Infine l’azienda produce anche il “Lingotto” nato per superare il limite termico del caviale, normalmente destinato a piatti freddi, consentendo agli chef l’utilizzo del caviale anche in preparazioni calde. Costituito da caviale puro al 100% in grani integri, viene disidratato attraverso un’innovativa tecnica. Il lungo riposo in appositi stampi e in particolari condizioni, concentra il gusto e soprattutto il profumo.

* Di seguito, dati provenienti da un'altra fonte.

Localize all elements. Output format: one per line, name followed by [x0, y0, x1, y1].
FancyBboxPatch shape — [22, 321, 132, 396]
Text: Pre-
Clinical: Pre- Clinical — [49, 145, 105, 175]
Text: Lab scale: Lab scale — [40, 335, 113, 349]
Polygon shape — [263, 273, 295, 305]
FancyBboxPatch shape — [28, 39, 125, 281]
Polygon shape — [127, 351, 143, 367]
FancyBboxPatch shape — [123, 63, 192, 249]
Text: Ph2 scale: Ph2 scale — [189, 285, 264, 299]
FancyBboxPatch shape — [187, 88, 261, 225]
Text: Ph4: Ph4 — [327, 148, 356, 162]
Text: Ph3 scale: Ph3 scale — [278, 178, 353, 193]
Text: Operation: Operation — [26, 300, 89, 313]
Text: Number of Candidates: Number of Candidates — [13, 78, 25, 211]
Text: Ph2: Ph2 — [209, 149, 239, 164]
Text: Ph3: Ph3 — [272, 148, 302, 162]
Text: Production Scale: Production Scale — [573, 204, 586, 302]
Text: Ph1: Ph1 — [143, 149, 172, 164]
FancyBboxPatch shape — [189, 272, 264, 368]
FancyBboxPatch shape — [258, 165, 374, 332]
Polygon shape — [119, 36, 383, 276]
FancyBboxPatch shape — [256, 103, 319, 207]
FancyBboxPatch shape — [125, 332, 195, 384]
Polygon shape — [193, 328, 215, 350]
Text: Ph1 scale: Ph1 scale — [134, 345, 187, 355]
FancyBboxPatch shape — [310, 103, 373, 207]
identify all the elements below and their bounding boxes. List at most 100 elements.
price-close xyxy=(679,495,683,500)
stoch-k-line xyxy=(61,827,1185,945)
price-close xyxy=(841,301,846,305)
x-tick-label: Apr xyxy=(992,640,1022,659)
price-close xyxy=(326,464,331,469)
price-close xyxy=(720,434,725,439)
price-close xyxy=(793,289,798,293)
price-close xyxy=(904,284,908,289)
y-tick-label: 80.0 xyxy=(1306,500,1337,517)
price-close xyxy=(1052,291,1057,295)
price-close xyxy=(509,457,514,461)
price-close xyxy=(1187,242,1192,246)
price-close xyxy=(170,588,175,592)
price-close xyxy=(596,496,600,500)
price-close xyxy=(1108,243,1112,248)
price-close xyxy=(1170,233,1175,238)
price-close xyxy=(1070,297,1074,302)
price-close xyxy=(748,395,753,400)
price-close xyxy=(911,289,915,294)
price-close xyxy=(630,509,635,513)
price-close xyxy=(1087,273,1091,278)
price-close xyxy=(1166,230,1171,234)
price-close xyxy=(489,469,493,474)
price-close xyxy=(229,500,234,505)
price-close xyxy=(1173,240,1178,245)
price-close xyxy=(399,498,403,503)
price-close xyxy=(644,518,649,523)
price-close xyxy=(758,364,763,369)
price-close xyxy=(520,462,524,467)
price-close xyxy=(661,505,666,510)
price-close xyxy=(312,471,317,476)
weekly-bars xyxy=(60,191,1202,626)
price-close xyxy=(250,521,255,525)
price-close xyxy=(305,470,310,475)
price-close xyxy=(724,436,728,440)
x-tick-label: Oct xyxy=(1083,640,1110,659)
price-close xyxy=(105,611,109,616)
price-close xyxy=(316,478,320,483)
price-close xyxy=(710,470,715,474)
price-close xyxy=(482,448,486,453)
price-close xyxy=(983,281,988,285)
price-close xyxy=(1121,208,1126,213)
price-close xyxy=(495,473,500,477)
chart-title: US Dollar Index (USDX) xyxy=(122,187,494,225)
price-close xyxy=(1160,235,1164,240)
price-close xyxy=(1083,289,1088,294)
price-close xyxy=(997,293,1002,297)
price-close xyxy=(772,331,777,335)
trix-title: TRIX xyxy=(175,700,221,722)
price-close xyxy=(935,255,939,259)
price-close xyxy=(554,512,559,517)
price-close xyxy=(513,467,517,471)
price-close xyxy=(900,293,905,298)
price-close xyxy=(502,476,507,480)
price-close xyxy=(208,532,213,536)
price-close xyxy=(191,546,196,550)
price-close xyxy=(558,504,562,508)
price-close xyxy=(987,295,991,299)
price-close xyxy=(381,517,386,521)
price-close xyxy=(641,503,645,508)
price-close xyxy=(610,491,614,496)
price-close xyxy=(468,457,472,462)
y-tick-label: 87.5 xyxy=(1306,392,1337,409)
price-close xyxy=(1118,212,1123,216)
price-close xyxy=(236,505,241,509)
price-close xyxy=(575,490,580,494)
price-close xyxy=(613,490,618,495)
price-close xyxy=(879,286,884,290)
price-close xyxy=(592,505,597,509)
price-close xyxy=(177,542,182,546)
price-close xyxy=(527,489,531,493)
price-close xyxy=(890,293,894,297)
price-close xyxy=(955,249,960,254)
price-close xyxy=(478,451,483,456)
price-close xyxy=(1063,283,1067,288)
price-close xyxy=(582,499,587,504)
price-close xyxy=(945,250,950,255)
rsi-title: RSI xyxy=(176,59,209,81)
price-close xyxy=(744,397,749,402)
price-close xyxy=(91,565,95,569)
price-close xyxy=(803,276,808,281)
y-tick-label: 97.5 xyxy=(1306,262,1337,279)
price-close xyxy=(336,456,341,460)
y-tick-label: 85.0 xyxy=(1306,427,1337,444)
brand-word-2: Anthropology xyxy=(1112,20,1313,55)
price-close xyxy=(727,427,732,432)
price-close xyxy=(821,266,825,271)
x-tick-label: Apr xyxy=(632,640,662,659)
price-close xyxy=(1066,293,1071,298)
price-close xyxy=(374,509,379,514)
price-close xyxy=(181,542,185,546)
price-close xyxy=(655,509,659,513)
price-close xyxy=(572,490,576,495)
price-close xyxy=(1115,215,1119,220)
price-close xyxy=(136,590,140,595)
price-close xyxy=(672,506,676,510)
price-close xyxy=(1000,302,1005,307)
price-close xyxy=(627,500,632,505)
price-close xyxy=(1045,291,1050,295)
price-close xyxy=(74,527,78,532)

È pronto per essere tagliato a lamelle sottili per evidenziare la splendida filigrana di grani integri o grattugiato direttamente sulla pietanza per conferirle prestigio e raffinatezza (in confezioni da 70 gr).
Ordunque, se al termine della lettura di queste note può venire voglia a qualcuno di prepararsi una ricetta a base di Caviale, First&Food ve la suggerisce di seguito:
Cuocere uno spaghetto bianco al dente, raffreddarlo a temperatura ambiente quasi tendente al freddo quindi dopo una leggera mantecatura con il burro deporvi sopra, dopo averlo preso dal frigo freddo – come il caviale va sempre mangiato – un bella cucchiaiata di 15 venti grammi di caviale. Si aggiunge e una spruzzatina di erba cipollina e due gocce di limone. Et voilà, il piatto è servito! Un piatto minimale ma allo stesso tempo eccellente sia per il sapore, sia per valori cromatici perché ha il colore della pasta, il verde dell’erba cipollina e il nero o lo sfumato ambrato a seconda del tipo di caviale che si utilizza. E una esplosione di gusto in bocca incredibile.
A proposito, lo faceva così ancheGualtiero Marchesi.